Demo Dataset: Within the Demo_Data/ directory, researchers can access essential data for quickly testing the predictions presented in the paper. The following files are available:
• Embeddings_variational_autoencoder_ResNet50V2_224_1024_12Bands.csv & Embeddings_variational_autoencoder_ResNet50V2_224_1024_3Bands.csv: These files contain embeddings of satellite images for municipalities with the most dengue cases. Extracted using a Variational Autoencoder (VAE) with a ResNet 50 V2 backbone, these embeddings utilize both RGB and all 12 band images. The CSV files include columns such as “Municipality Code” (municipality ID), “Date” (image collection date), and 1024 columns representing vector embeddings.
• temperature.csv & precipitation.csv: Two CSV files providing temperature and precipitation values for the aforementioned 10 municipalities. The columns include “LastDayWeek” (date of the last day of the epidemiological week) and 10 columns indicating the respective municipality for the temperature or precipitation values.

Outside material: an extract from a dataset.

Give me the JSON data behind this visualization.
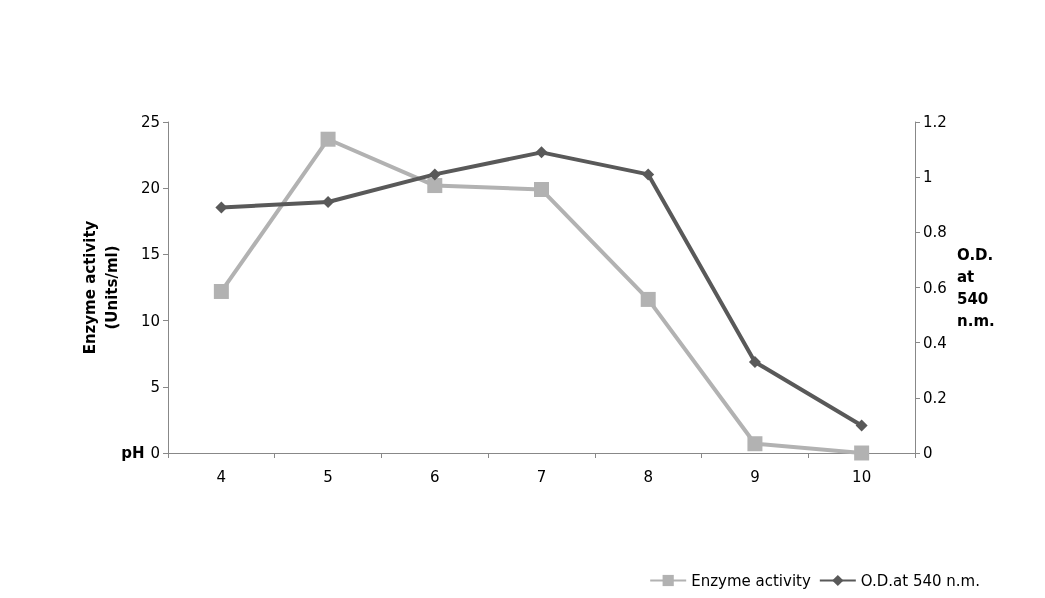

• Metadata_dengue_tabular.csv: A CSV file encompassing all metadata and labels used for predictions. The “Municipality code” column specifies the municipality from which the data originates.
Note on Dataset Format:
The dataset employed in this study spans 81 municipalities in Colombia from 2016 to 2018, resulting in a total of 12,636 satellite images. The metadata associated with these images encompasses static sociodemographic variables, indices of poverty, and access to education. Additionally, dynamic epidemiological and climatic metadata were collected, providing a comprehensive spatiotemporal context for the analyses.
Researchers are encouraged to refer to the documentation within the repository for detailed guidance on replicating experiments and understanding the nuances of the dataset.